Life jackets offered little protection from hypothermia, which killed most men in the water. Water temperature was 34 °F (1 °C) and air temperature was 36 °F (2 °C). When additional rescue ships arrived on February 4 "hundreds of dead bodies were seen floating on the water, kept up by their life jackets."[13]

Dorchester is best remembered today for four of the Army officers among the military personnel being transported overseas for duty: the Four Chaplains who died because they gave up their life jackets to save others. These chaplains included Methodist minister George L. Fox, Reformed Church in America minister Clark V. Poling, Catholic Church priest John P. Washington and Rabbi Alexander B. Goode.[14] Congress established February 3 as "Four Chaplains Day" to commemorate this act of heroism, and on July 14, 1960, created the Chaplain's Medal for Heroism, presented posthumously to the next of kin of each of the chaplains by Secretary of the Army Wilber M. Brucker at Fort Myer, Virginia on January 18, 1961.[14][15]

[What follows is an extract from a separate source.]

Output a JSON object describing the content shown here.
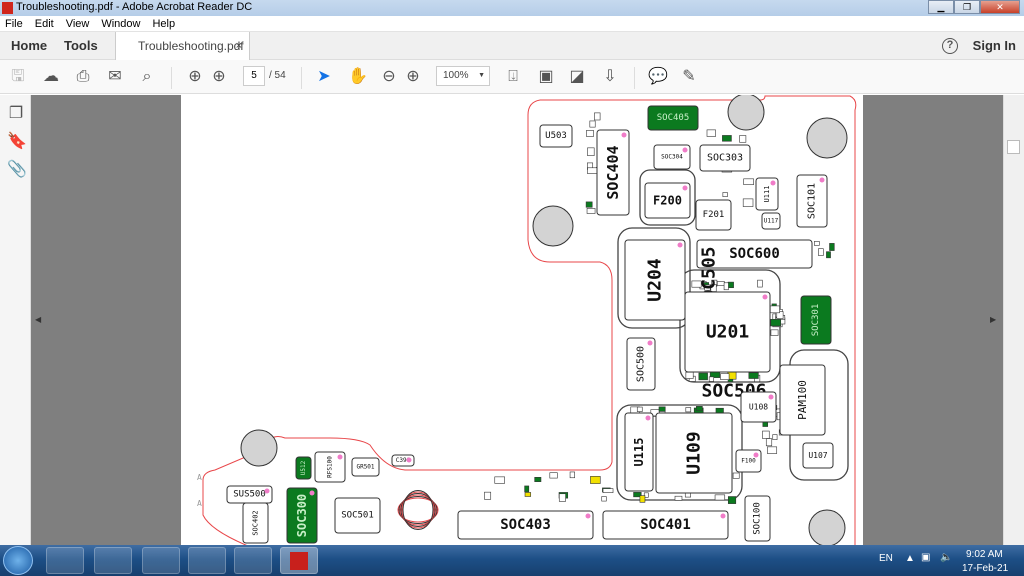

In 1948 the U.S. Post Office issued a commemorative stamp in honor of the heroism and sacrifice of the chaplains.[16] It was designed by Louis Schwimmer, the head of the Art Department of the New York branch of the Post Office.[17] This stamp was highly unusual, because until 2011,[18] U.S. stamps were not normally issued in honor of someone other than a President of the United States until at least ten years after his or her death.[19]

The stamp went through three revisions before the final design was chosen.[20] None of the names of the chaplains were included on the stamp, nor were their faiths (although the faiths had been listed on one of the earlier designs): instead, the words on the stamp were "These Immortal Chaplains...Interfaith in Action."[20] Another phrase included in an earlier design that was not part of the final stamp was "died to save men of all faiths."[20] By the omission of their names, the stamp commemorated the event, rather than the individuals per se, thus obfuscating the ten-year rule in the same way as later did stamps honoring Neil Armstrong in 1969[21] and Buzz Aldrin in 1994,[22] both of whom were still alive.

The American writer Jack Kerouac served on Dorchester, where he befriended an African-American cook named "Old Glory," who died when the ship sank after the torpedo attack. Kerouac would have also been on the ship during the attack, but for a telegram he received from coach Lou Little, asking him to return to Columbia University to play football.[23]